Norwegian oil firm Aker BP on Tuesday beat second-quarter pretax profit expectations helped by record output and a partial reversal of impairments from the previous quarter as oil prices rose.
Pretax profit fell to $151 million from $249 million a year earlier but beat a forecast of $91.3 million in a Refinitiv poll of analysts, said the company, which is jointly controlled by BP Plc and investment firm Aker ASA.
Aker BP, which has a stake in Norway's giant Johan Sverdrup oilfield, repeated its 2020 production guidance of 205,000-220,000 barrels of oil equivalents per day.
The company took an impairment charge of $654 million in the first quarter as oil prices crashed, resulting in a pretax loss of $414 million. Due to a rise in oil prices, it reversed $136 million of that impairment in the second quarter.
Brent futures have more than doubled since April to $41.80 a barrel on Tuesday, but were still well below of more than $70 a barrel at the start of the year.

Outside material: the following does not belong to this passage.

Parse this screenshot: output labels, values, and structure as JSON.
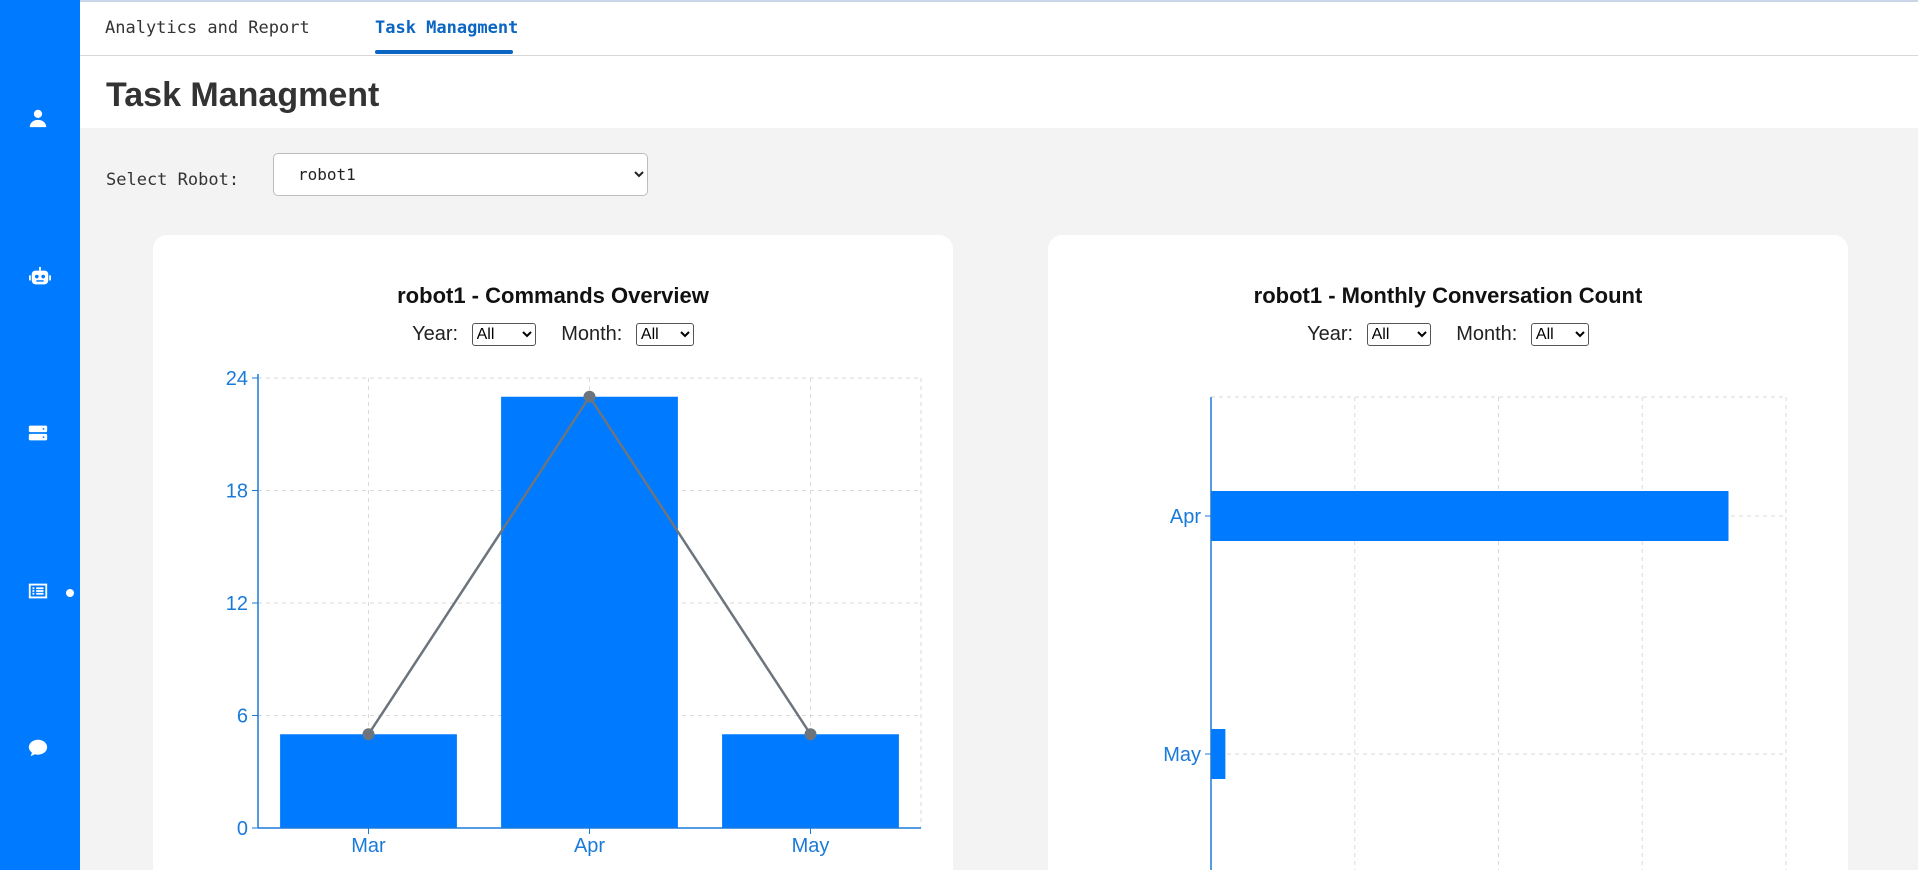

Aker BP also reversed some of capital spending cuts it announced in March after reviving the Hod field redevelopment project and adding $150 million to its 2020 capital spending, which is now seen at $1.35 billion.
The project was revived after the Norwegian parliament approved tax incentives to help the oil industry to continue investments and preserve jobs in the country's key industry.
The company, 30% owned by BP, reported record-high quarterly output of 209,800 barrels of oil equivalent per day (boepd) in April through June.
Aker BP repeated its plan to pay $425 million in dividends for the full year, down from an original plan of $850 million.
The company said its operations have not been disrupted by the COVID-19 pandemic, and that Johan Sverdrup Phase 2 development was proceeding as planned.